Bemerkenswert ist aber, dass die beiden Staatschefs auf die Dienste des gleichen Spindoktors zurückgreifen: Vladimir Beba Popović berät sie seit Jahren. Er ist mit allen Wassern gewaschen und bekannt für raffiniert ausgeheckte Manipulationen der öffentlichen Meinung.

Bei Problemen die Nationalismus-Karte

Das alles sei ein künstlich provozierter Streit, der von den grossen Problemen der beiden Machthaber ablenken wolle, sagt der montenegrinische Oppositionspolitiker Dženan Kolić auf Youtube: «Jedes Mal, wenn ihnen die Macht zu entgleiten droht, sähen sie Zwietracht und Angst und schüren nationalistische Emotionen, damit sich die nationalen Gemeinschaften hinter ihnen versammeln.»

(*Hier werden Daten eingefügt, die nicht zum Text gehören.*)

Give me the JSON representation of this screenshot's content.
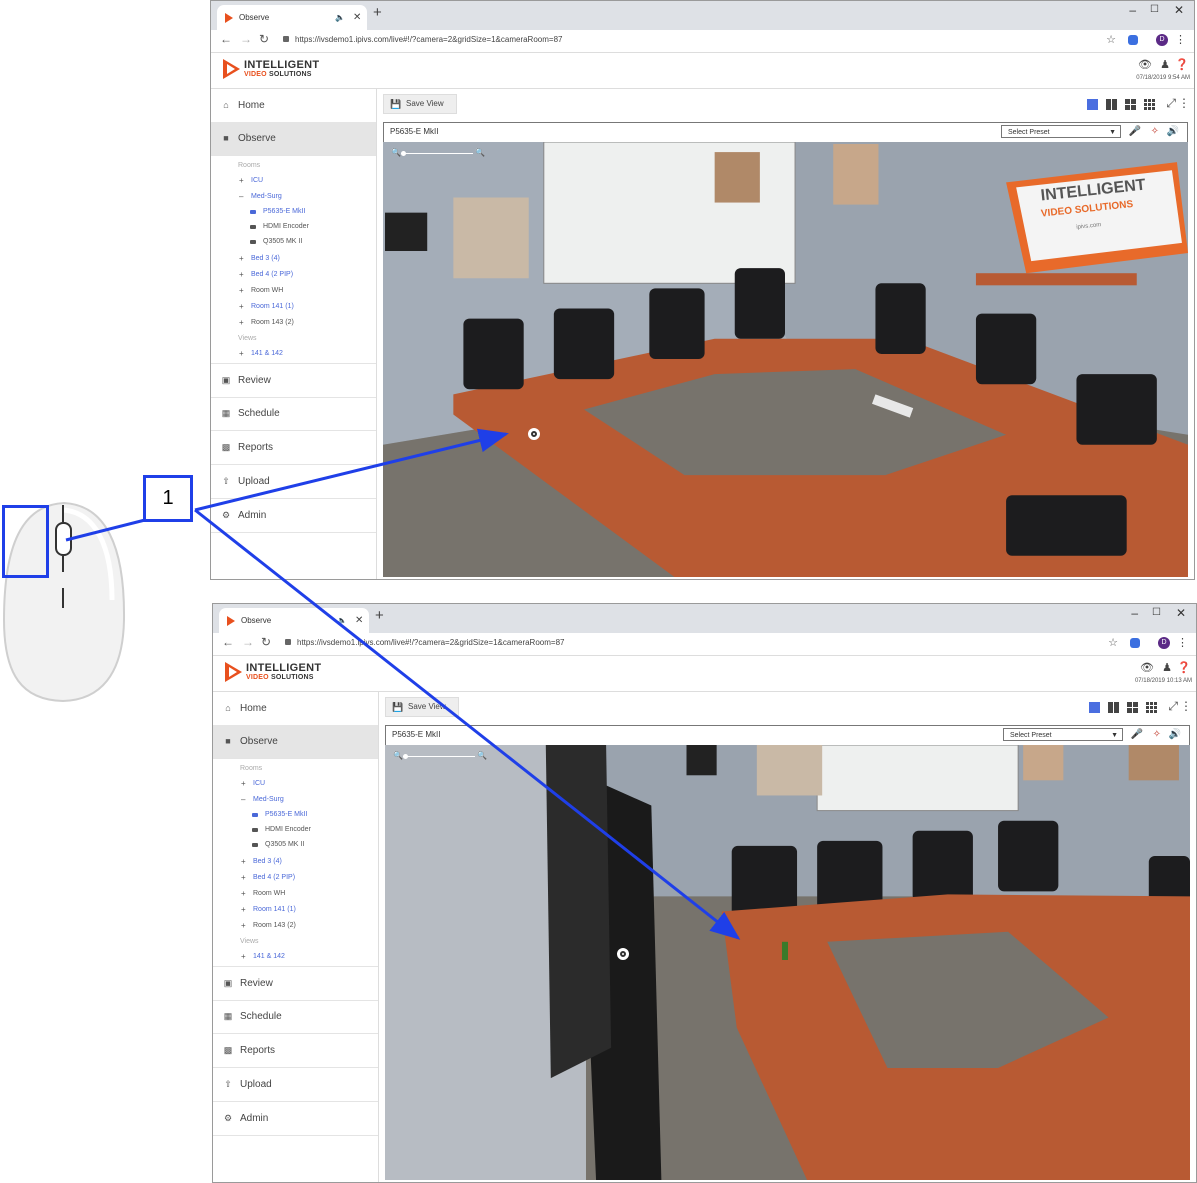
{
  "callout": {
    "number": "1"
  },
  "screenshots": [
    {
      "tab_title": "Observe",
      "url": "https://ivsdemo1.ipivs.com/live#!/?camera=2&gridSize=1&cameraRoom=87",
      "profile_letter": "D",
      "logo_line1": "INTELLIGENT",
      "logo_line2a": "VIDEO",
      "logo_line2b": "SOLUTIONS",
      "datetime": "07/18/2019 9:54 AM",
      "camera_name": "P5635-E MkII",
      "preset_placeholder": "Select Preset",
      "save_view": "Save View"
    },
    {
      "tab_title": "Observe",
      "url": "https://ivsdemo1.ipivs.com/live#!/?camera=2&gridSize=1&cameraRoom=87",
      "profile_letter": "D",
      "logo_line1": "INTELLIGENT",
      "logo_line2a": "VIDEO",
      "logo_line2b": "SOLUTIONS",
      "datetime": "07/18/2019 10:13 AM",
      "camera_name": "P5635-E MkII",
      "preset_placeholder": "Select Preset",
      "save_view": "Save View"
    }
  ],
  "nav": {
    "home": "Home",
    "observe": "Observe",
    "review": "Review",
    "schedule": "Schedule",
    "reports": "Reports",
    "upload": "Upload",
    "admin": "Admin"
  },
  "tree": {
    "rooms_heading": "Rooms",
    "icu": "ICU",
    "med_surg": "Med-Surg",
    "cam1": "P5635-E MkII",
    "cam2": "HDMI Encoder",
    "cam3": "Q3505 MK II",
    "bed3": "Bed 3 (4)",
    "bed4": "Bed 4 (2 PIP)",
    "room_wh": "Room WH",
    "room141": "Room 141 (1)",
    "room143": "Room 143 (2)",
    "views_heading": "Views",
    "view1": "141 & 142"
  },
  "video_sign": {
    "line1": "INTELLIGENT",
    "line2": "VIDEO SOLUTIONS",
    "line3": "ipivs.com"
  },
  "icons": [
    "play-logo-icon",
    "speaker-icon",
    "close-icon",
    "plus-icon",
    "minimize-icon",
    "maximize-icon",
    "back-icon",
    "forward-icon",
    "reload-icon",
    "lock-icon",
    "star-icon",
    "extension-icon",
    "menu-icon",
    "eye-icon",
    "user-icon",
    "help-icon",
    "home-icon",
    "camera-icon",
    "film-icon",
    "calendar-icon",
    "chart-icon",
    "upload-icon",
    "gear-icon",
    "save-icon",
    "microphone-icon",
    "ptz-icon",
    "volume-icon",
    "zoom-out-icon",
    "zoom-in-icon"
  ],
  "colors": {
    "accent": "#4a6ee0",
    "brand_orange": "#e8501e",
    "callout_blue": "#1f3fe8",
    "table_wood": "#b85a33"
  }
}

Jedes Mal, wenn ihnen die Macht zu entgleiten droht, sähen sie Zwietracht und schüren nationalistische Emotionen.
Autor: Dženan Kolić Oppositionspolitiker, Montenegro

Tatsächlich sahen sich sowohl Aleksandar Vučić als auch Milo Ðukanović im letzten Jahr mit Protesten gegen ihre autoritäre Herrschaft konfrontiert. Die Leute forderten ihren Rücktritt, freie Wahlen, faire Gerichte und Schluss mit der Korruption. Der Kirchenstreit kommt den beiden Machthabern also sehr gelegen.